Much later, Neuhaus endured his own near-death experience. An undiagnosed tumor led to a ruptured intestine. He recovered slowly, first in intensive care, and then in a regular hospital room, where something strange happened.

“I was sitting up staring intently into the darkness, although in fact I knew my body was lying flat,” he later wrote in an essay called “Born Toward Dying” in his magazine, First Things. “What I was staring at was a color like blue and purple, and vaguely in the form of hanging drapery. By the drapery were two ‘presences.’ I saw them and yet did not see them, and I cannot explain that ... And then the presences—one or both of them, I do not know—spoke. This I heard clearly. Not in an ordinary way, for I cannot remember anything about the voice. But the message was beyond mistaking: ‘Everything is ready now.’

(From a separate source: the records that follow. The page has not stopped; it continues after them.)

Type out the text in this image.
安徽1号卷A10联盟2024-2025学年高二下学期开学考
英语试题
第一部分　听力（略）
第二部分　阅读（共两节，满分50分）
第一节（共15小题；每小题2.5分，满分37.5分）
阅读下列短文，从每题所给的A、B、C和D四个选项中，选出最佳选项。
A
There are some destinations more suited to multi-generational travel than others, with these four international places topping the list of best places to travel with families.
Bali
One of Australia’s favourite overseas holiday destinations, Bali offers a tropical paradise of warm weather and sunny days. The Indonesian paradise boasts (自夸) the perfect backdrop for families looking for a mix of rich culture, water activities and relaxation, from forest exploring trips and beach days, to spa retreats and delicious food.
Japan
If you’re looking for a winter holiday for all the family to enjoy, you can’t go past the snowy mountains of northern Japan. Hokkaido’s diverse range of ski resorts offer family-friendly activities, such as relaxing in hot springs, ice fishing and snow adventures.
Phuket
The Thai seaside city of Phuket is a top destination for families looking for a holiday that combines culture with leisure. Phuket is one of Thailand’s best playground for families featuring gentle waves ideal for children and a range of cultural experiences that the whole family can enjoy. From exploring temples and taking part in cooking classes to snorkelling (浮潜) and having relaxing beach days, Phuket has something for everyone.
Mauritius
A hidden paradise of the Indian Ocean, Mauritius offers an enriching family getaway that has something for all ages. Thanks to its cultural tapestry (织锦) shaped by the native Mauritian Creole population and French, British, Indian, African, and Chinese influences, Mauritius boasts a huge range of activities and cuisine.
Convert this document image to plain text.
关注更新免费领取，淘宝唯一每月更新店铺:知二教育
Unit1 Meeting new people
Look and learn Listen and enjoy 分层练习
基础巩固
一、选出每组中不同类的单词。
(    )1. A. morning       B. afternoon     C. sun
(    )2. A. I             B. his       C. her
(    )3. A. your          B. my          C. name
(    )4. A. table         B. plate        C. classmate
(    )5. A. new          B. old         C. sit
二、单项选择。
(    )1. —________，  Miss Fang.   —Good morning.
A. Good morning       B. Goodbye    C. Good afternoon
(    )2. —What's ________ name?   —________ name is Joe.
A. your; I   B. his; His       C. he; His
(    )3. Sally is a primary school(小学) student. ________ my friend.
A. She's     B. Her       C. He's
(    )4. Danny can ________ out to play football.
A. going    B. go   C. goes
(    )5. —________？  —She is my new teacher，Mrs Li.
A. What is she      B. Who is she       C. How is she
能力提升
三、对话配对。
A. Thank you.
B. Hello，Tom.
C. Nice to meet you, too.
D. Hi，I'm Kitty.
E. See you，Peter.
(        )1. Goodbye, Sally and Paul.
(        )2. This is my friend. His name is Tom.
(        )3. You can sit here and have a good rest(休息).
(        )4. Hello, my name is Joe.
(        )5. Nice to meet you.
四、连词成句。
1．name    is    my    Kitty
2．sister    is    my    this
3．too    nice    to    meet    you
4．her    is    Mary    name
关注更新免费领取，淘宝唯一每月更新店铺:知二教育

That was the end of Neuhaus’s vision, but not his experience. “I pinched myself hard. My wits were vibrantly about me. The whole thing had lasted three or four minutes. I resolved at that moment that I would never, never let anything dissuade me from the reality of what had happened.”

Most scientists today would say that Neuhaus’s vision was the product of him confusing an inner voice for an outer voice. Neuhaus took it the other way. While most people might use the science of life to de-mystify death, Neuhaus used death to mystify life.

His great theme was the way death has a backward influence back onto life: “We are born to die. Not that death is the purpose of our being born, but we are born toward death.” He became almost indifferent about when his life would end. But the matter wasn’t really in his hands, and everything was ready anyway.

Neuhaus died last week. In his final column for First Things, he wrote again about his mortality. “Be assured that I neither fear to die nor refuse to live. If it is to die, all that has been is but a slight intimation of what is to be. If it is to live, there is much I hope to do in the interim.”

This awareness of death, and of the intermingling of life and death, gave Neuhaus’s writing an extra dimension—like a metaphysician who has been writing about nature within earth’s atmosphere and suddenly discovers space.

Implicit in all of this, dear Lakeside readers, is that death is not the end but only the beginning. I am not a religious man, but it pleases me enormously to think that this is true. As a long-time screenwriter and novelist, if there’s one thing I loathe it’s an unsatisfying finale.